Dit geval is zeldzaam in die zin dat de patiënt recidiverende stress-geïnduceerde cardiomyopathie heeft met een ander patroon van ventriculaire betrokkenheid binnen een periode van drie weken. Deze patiënt heeft een sigmoïdseptum en er is een subgroep van patiënten met een sigmoïdseptum waarvan is aangetoond dat zij een dynamische middenholteobstructie kunnen ontwikkelen met dobutamine-infusie of wanneer zij gedehydrateerd raken. Deze patiënten kunnen gradiënten ontwikkelen, maar ontwikkelen waarschijnlijk geen cardiomyopathie omdat zij niet de hoge niveaus van catecholamines ervaren die nodig zijn om subendocardiale ischemie te induceren.

Deze patiënte had een predispositie, met haar sigmoid septum, om dynamische middenholte obstructie te ontwikkelen die twee kamers in de LV holte vormt. Zij presenteerde zich met uitdroging en catecholaminestress als gevolg van haar systemische ziekte. Deze constellatie van LV morfologie en haar systemische ziekte kan een gradiënt tussen de twee kamers veroorzaakt hebben. Haar normale epicardiale slagaders beschermden tegen een subendocardiaal of full thickness infarct in de hoge drukkamer.
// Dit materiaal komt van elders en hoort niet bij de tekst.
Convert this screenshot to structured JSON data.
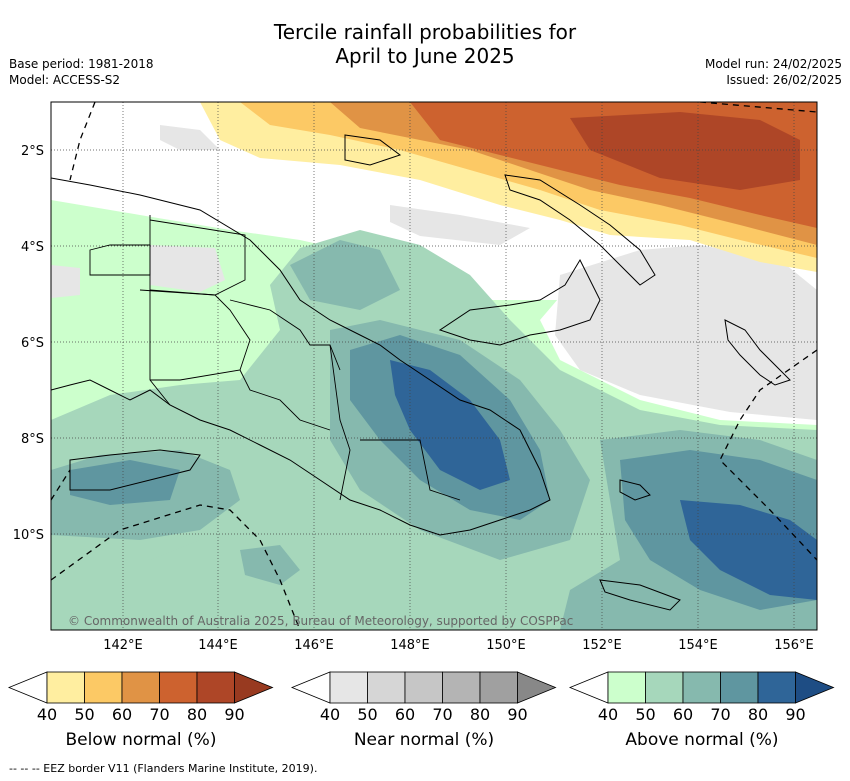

De variabele regionale LV betrokkenheid kan verband houden met de scheiding van de LV holte in twee kamers met de mid-cavity dynamische obstructie. Bij omgekeerde Takotsubo is de basis van de LV de kamer met hoge druk en hoge wandspanning en de apicale kamer heeft normale druk en wandspanning, wat de waargenomen myocardiale contractie-afwijking tot gevolg heeft. Een mogelijke variatie in de actieve catecholaminereceptoren kan het verschil in subendocardiale bloedstroom tussen de kamers versterken. In het apicale fenotype van SIC is de basis van de LV de lagedrukkamer met lage wandspanning en de apicale kamer heeft een hoge druk en wandspanning, wat resulteert in de waargenomen myocardiale contractieafwijking van apicale akinesis.
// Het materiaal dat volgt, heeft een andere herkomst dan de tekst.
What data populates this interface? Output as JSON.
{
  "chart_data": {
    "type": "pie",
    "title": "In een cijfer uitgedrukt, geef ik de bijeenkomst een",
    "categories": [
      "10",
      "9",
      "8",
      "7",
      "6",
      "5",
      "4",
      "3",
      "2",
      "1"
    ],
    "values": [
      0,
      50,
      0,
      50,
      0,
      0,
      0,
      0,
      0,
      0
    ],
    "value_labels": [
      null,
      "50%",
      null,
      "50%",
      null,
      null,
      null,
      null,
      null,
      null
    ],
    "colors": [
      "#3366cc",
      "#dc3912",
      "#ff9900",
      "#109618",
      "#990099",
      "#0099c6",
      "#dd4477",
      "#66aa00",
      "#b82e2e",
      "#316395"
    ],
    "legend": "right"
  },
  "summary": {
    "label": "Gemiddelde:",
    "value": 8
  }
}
De variabele morfologische respons van de LV op de stress van ziekte en hypovolemie bij deze patiënt suggereert dat de pathofysiologie van de verschillende types SIC multifactorieel is en dat LV morfologie, hypovolemie, catecholamine overmaat en normale epicardiale coronaire arteriën in samenhang de fenotypische expressie van de SIC kunnen bepalen.

Conflicts of Interest

De auteur verklaart dat er geen belangenconflicten zijn met betrekking tot de publicaties van dit artikel.